In this study, 68% of PD patients assessed with HDRS suffered from depression. Shalash and colleagues in a cohort of 97 Egyptian PD patients found that 76.7% of patients were depressed using Beck Depression Inventory [38]. Ragab and colleagues in their cohort found a depression prevalence of 47.5% in newly diagnosed patients [34], while Khedr and colleagues reported a depression prevalence of 31.25% in their cohort from upper Egypt [45]. Several studies outside Egypt found a prevalence of depression among PD patients ranging from 7 to 76% [46,47,48]. Such disparity may be explained by variations in study populations, diagnostic tools used, and types of depressive disorders included in different studies; major depressive disorder, minor depression or dysthymia.

In this study, there was a strong positive correlation between the severity of depression according to HADRS and other NMS according to MDS-UPDRS part I. An Indian study conducted on 126 PD patients found a significant association between severity of PD and depression [49]. Also, Gallagher and colleagues in a cohort of 96 PD patients found a significant relationship between the MDS-UPDRS part I scores and severity of depression [50].

In this study, depression as assessed by the HDRS was not correlated to age of patients, age of onset of PD, duration of disease.

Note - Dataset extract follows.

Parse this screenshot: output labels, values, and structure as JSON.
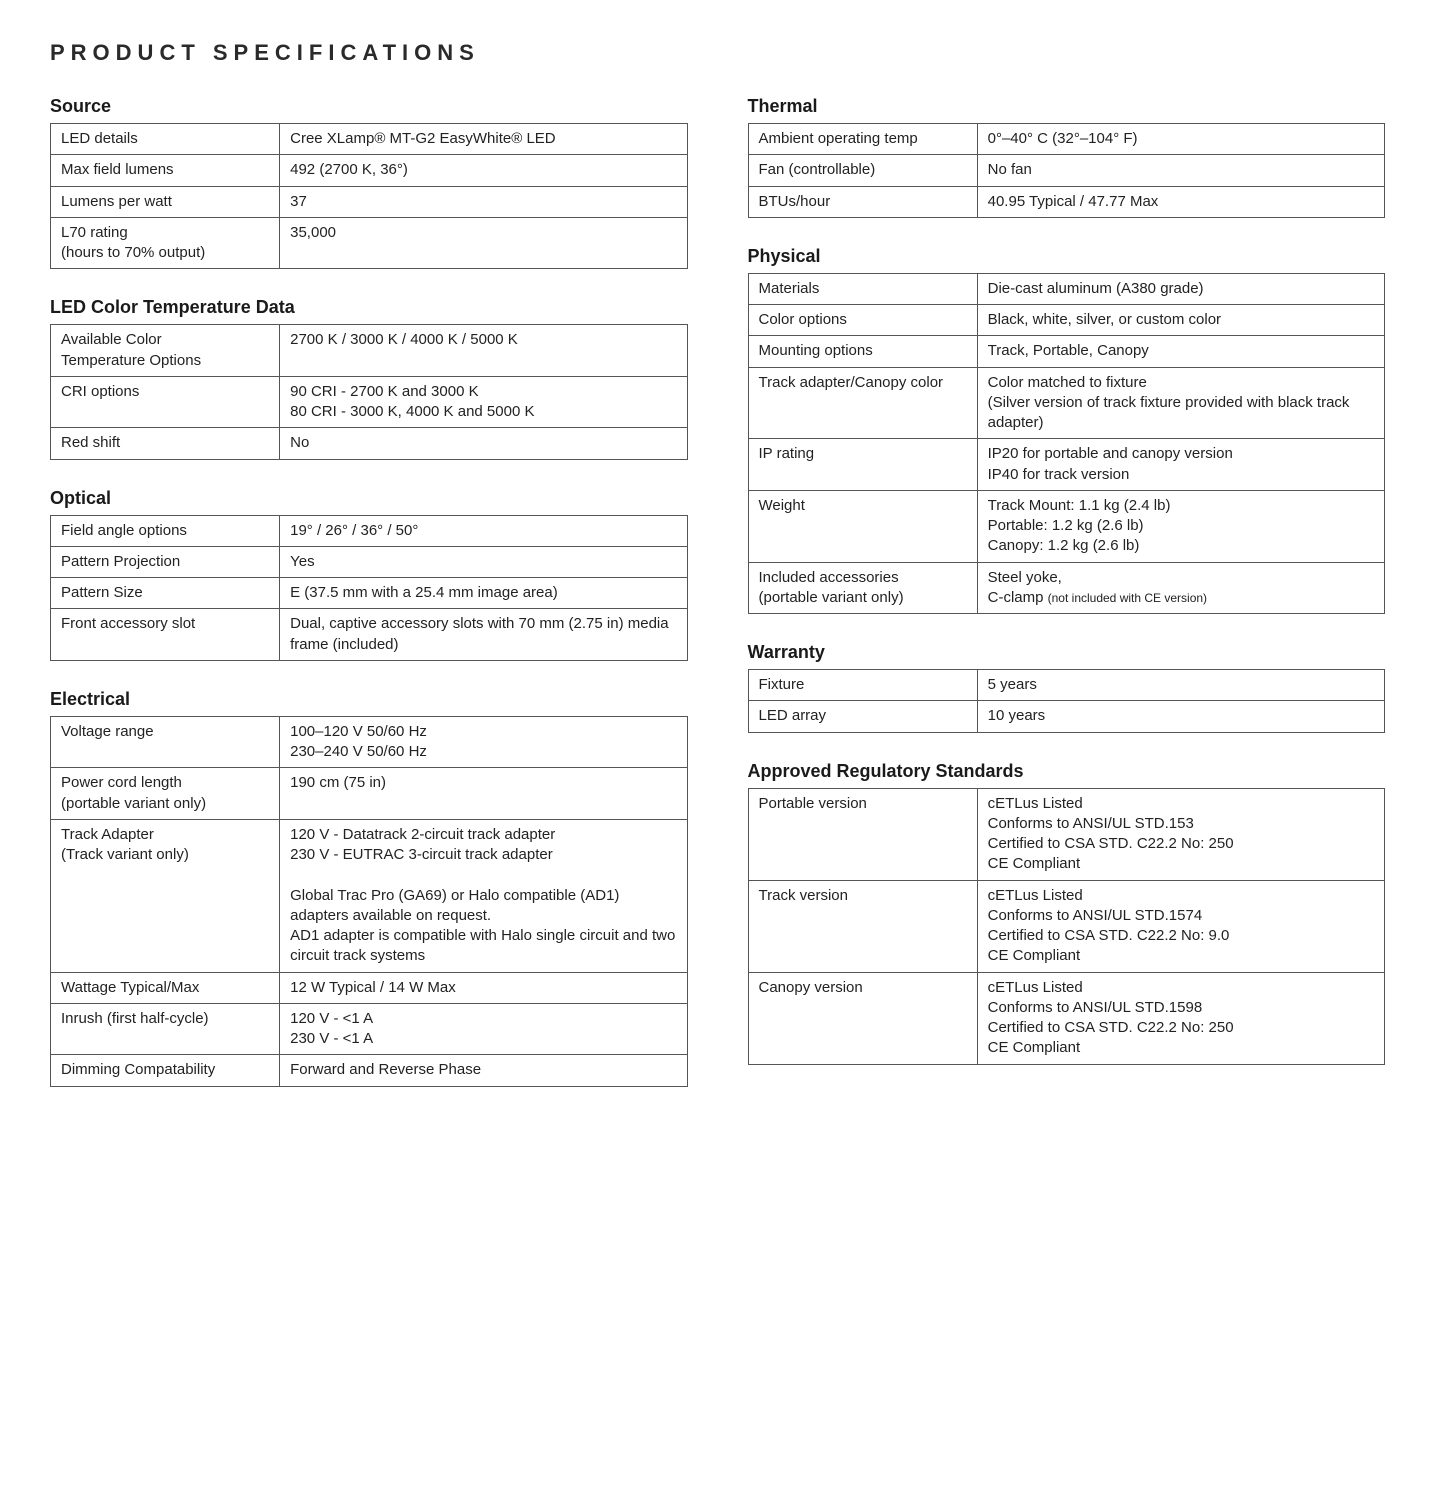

This could be explained by the fact that dopaminergic dysfunction plays the main role in depression as proven by previous biomarker and neuroimaging studies [51].

Sleep disturbances were reported in 76% of our study cohort as assessed by PDSS. Prevalence of sleep disturbances in PD ranged from 40 to 98% in most of global and Egyptian studies [5, 34, 38, 45]. These wide variations reflect differences in patients’ populations and methods used to assess sleep; whether polysomnography or only questionnaires. Nocturia was the most frequent form of sleep disorder in our patients (68%). This was similar to several previous studies [52, 53]. Nocturia may be attributed to incomplete bladder emptying which reflects autonomic dysfunction in PD patients, also nocturia may occur as the dose of L-dopa wears off [52].

We found a strong negative correlation between PDSS scores and the severity of NMS of PD as assessed by the MDS-UPDRS part I. Also, PDSS scores were correlated to severity of PD motor symptoms as assessed by MDS-UPDRS parts II and III. Similar results were found in a multi-center cross-sectional study which included 436 patients in Japan [54]. Sleep disturbances can occur at any stage of PD, but the severity and frequency increase as the disease advances. This could be due to worsening nocturnal motor complications such as akinesia, cramps and dystonia as the pathology of PD progresses [52].

This study shed light on the importance of increasing awareness about NMS of PD among physicians, patients and caregivers. This study also confirmed the feasibility of using self-administrated questionnaires to screen for NMS in PD patients in outpatient clinics. However, patients should be referred to more detailed assessments and investigations according to the initial screening to reach a final diagnosis.

This study was limited by the relatively small sample size which affected the results and limited further sub-grouping of patients (for example, treated versus treatment-naïve patients). Also, the presence of patients with relatively extreme age and disease duration affected the overall results especially with the small sample size. Further research needs to be conducted with larger sample size covering different geographical areas in different centers across Egypt.

Conclusions

NMS pose a real burden on PD patients and markedly affect their life quality. Most of the patients with PD were found to suffer from NMS including apathy, cognitive impairment, depression and sleep disturbances. Physicians need to screen their PD patients for NMS on a regular basis using the appropriate tools. Self-administered questionnaires could function as reliable screening tools for NMS in PD patients.